For me, this is the paragraph that exemplifies the (this) total failure of senior university management. Has any VC, at any stage, sought to make a pedagogical case for online learning? If I can argue from anecdote, let’s look at the work my Evidence students are doing this year.
For the past couple of years, I’ve been lucky to see four students in a nominally twelve-person seminar, at any stage in the whole module. Lecture attendance has generally been about 50%. Very few people have used my office hours or even emailed me until a month before the exam.
Last week was week two of this year’s course. About 100 out of 150 students completed an entirely optional task where they posted a 200-word mini essay to the discussion board. About 50 wrote thoughtful comments on other students’ work. And what they wrote was generally great.

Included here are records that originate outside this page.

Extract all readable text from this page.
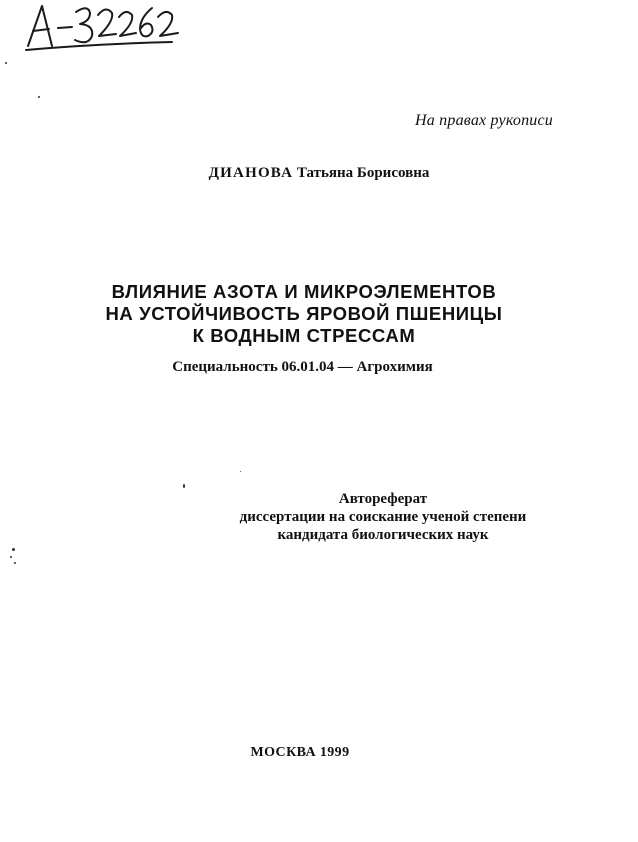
На правах рукописи
ДИАНОВА Татьяна Борисовна
ВЛИЯНИЕ АЗОТА И МИКРОЭЛЕМЕНТОВ
НА УСТОЙЧИВОСТЬ ЯРОВОЙ ПШЕНИЦЫ
К ВОДНЫМ СТРЕССАМ
Специальность 06.01.04 — Агрохимия
Автореферат
диссертации на соискание ученой степени
кандидата биологических наук
МОСКВА 1999
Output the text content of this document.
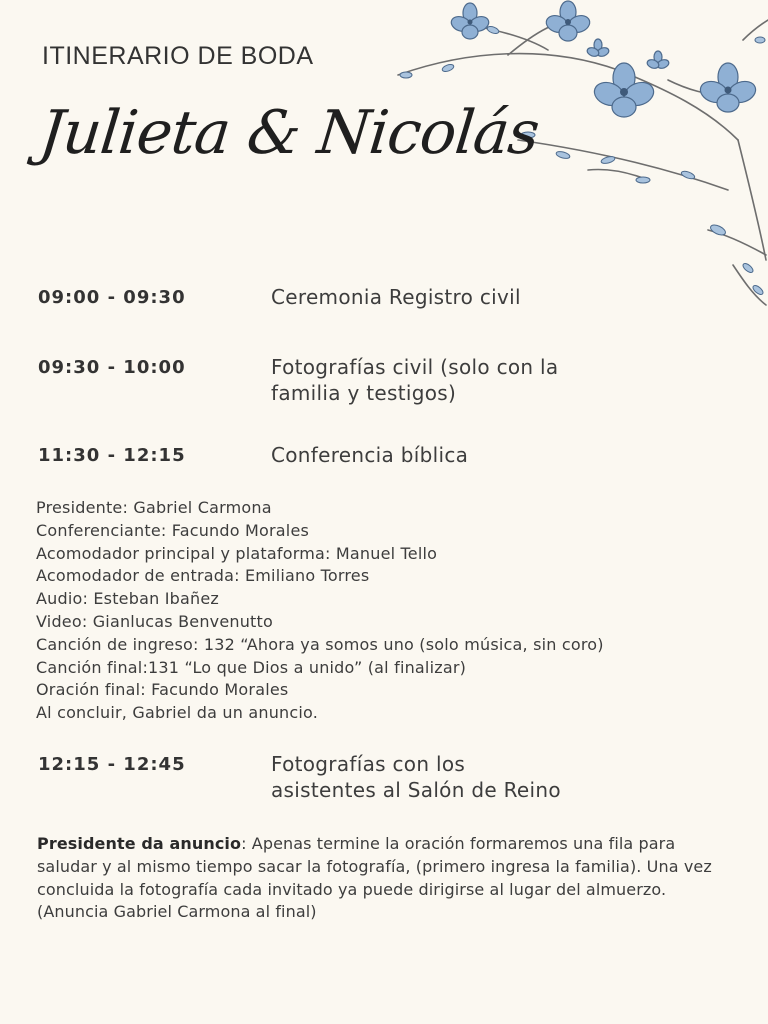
ITINERARIO DE BODA
Julieta & Nicolás
09:00 - 09:30	Ceremonia Registro civil
09:30 - 10:00	Fotografías civil (solo con la
familia y testigos)
11:30 - 12:15	Conferencia bíblica
Presidente: Gabriel Carmona
Conferenciante: Facundo Morales
Acomodador principal y plataforma: Manuel Tello
Acomodador de entrada: Emiliano Torres
Audio: Esteban Ibañez
Video: Gianlucas Benvenutto
Canción de ingreso: 132 “Ahora ya somos uno (solo música, sin coro)
Canción final:131 “Lo que Dios a unido” (al finalizar)
Oración final: Facundo Morales
Al concluir, Gabriel da un anuncio.
12:15 - 12:45	Fotografías con los
asistentes al Salón de Reino
Presidente da anuncio: Apenas termine la oración formaremos una fila para saludar y al mismo tiempo sacar la fotografía, (primero ingresa la familia). Una vez concluida la fotografía cada invitado ya puede dirigirse al lugar del almuerzo. (Anuncia Gabriel Carmona al final)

I’m very fortunate in that the vast majority of my teaching is with third years. I appreciate that this changes things, and that remote teaching for first years is an entirely different proposition. Everyone teaching first years this year (really any year) is undoubtedly a hero.
But there’s very obviously something about online delivery that is working, and that is allowing far more students to meaningfully engage than would ever normally be the case. There’s certainly lots I’ve learned this year that will make me better at the teaching part of my job.
Obviously I don’t want to be in the position every year of taking two hours to record and tidy up every thirty-minute segment of lecture time. But it would be really nice if some VC, somewhere, could get off their arse and make the positive case for online learning.